Figure 3.. PG cells undergo a major transcriptional shift between embryonic and fetal stages.

(A) UMAP plot of single cells collected from rhesus fetal ovaries at W8, W15 and W19 colored according to Seurat clusters (n=3 biological replicates per timepoint).(B) Bar graph of annotated cell type proportions at each time point.(C) UMAP plot of W8 cells colored by cell annotation from the analysis in Fig. 3A. (D) Expression of ovary-enriched genes identified in the Visium CytAssist spatial transcriptomics analysis at W5 and W6 cast on the UMAP plot from Fig.3C. Normalized expression plotted on a high-to-low scale (indigo-yellow).(E) UMAP plot of granulosa subset (clusters a1, a3 and a4 from 3A) re-clustered and colored according to Seurat clusters. (F) Bar graph of granulosa sub-cluster proportions at each time point. (G) Dot plot of known granulosa-associated genes, or genes identified as highly enriched in each cluster (rectangles). Expression plotted on a high-to-low scale (indigo-yellow); dot size reflects percentage of cells expressing given gene. *KRT18 = ENSMMUG00000031911), *COL9A3 = ENSMMUG00000016859.

Figure 4.. PG1.5 and PG2 contribute to both quiescent and activated follicles.

(A) VASA (green), NR2F2 (magenta), FOXL2 (yellow), NR5A1 (red), GATM (cyan) expression and DAPI (grey) at W8, W15 and W19. Scale bars 50 μM. (B) VASA (yellow), KRT19 (cyan), FOXL2 (magenta), expression and DAPI (grey) in primordial follicles at W19. Scale bars 50 μM. (C) Spatial distribution of germline bins (E) and granulosa PG1 subcluster bins identified in Visium CytAssist HD analysis of W19_3 mapped onto a black and white H&E image.
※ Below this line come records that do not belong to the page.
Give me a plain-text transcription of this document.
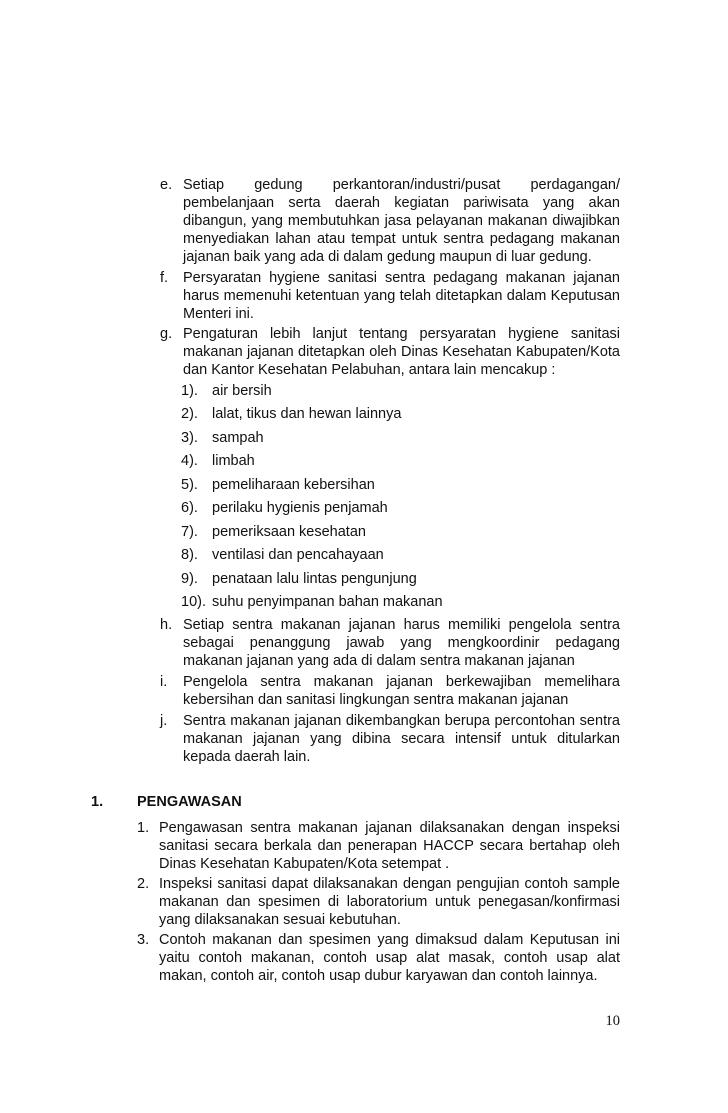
e. Setiap gedung perkantoran/industri/pusat perdagangan/ pembelanjaan serta daerah kegiatan pariwisata yang akan dibangun, yang membutuhkan jasa pelayanan makanan diwajibkan menyediakan lahan atau tempat untuk sentra pedagang makanan jajanan baik yang ada di dalam gedung maupun di luar gedung.
f.	Persyaratan hygiene sanitasi sentra pedagang makanan jajanan harus memenuhi ketentuan yang telah ditetapkan dalam Keputusan Menteri ini.
g. Pengaturan lebih lanjut tentang persyaratan hygiene sanitasi makanan jajanan ditetapkan oleh Dinas Kesehatan Kabupaten/Kota dan Kantor Kesehatan Pelabuhan, antara lain mencakup :
1). air bersih
2). lalat, tikus dan hewan lainnya
3). sampah
4). limbah
5). pemeliharaan kebersihan
6). perilaku hygienis penjamah
7). pemeriksaan kesehatan
8). ventilasi dan pencahayaan
9). penataan lalu lintas pengunjung
10). suhu penyimpanan bahan makanan
h. Setiap sentra makanan jajanan harus memiliki pengelola sentra sebagai penanggung jawab yang mengkoordinir pedagang makanan jajanan yang ada di dalam sentra makanan jajanan
i.	Pengelola sentra makanan jajanan berkewajiban memelihara kebersihan dan sanitasi lingkungan sentra makanan jajanan
j.	Sentra makanan jajanan dikembangkan berupa percontohan sentra makanan jajanan yang dibina secara intensif untuk ditularkan kepada daerah lain.
1.	PENGAWASAN
1. Pengawasan sentra makanan jajanan dilaksanakan dengan inspeksi sanitasi secara berkala dan penerapan HACCP secara bertahap oleh Dinas Kesehatan Kabupaten/Kota setempat .
2. Inspeksi sanitasi dapat dilaksanakan dengan pengujian contoh sample makanan dan spesimen di laboratorium untuk penegasan/konfirmasi yang dilaksanakan sesuai kebutuhan.
3. Contoh makanan dan spesimen yang dimaksud dalam Keputusan ini yaitu contoh makanan, contoh usap alat masak, contoh usap alat makan, contoh air, contoh usap dubur karyawan dan contoh lainnya.
10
See Methods for details.

Figure 5.. Early activated follicles recruit fetal theca cells and produce hormones.

(A) Visium CytAssist HD spatial distribution of granulosa cluster g9 and theca clusters t0 and t2 bins identified in W19_3 mapped onto a black and white H&E image. (B) VASA (green), CYP17A1 (yellow) expression and DAPI (grey) at W19 and 6 MPN. (C) NR5A1 (yellow), FOXL2 (magenta), PAPP-A (red), CYP19A1 (cyan) expression and DAPI (grey) in fetal activated follicles at W19. Magnified area (dashed) is shown in the inset. (D) VASA (green), CYP17A1 (yellow), FOXL2 (magenta), WT1 (blue) expression and DAPI (grey) at W19 and 6MPN. Magnified area (dashed) is shown in the inset. All scale bars 50 μM.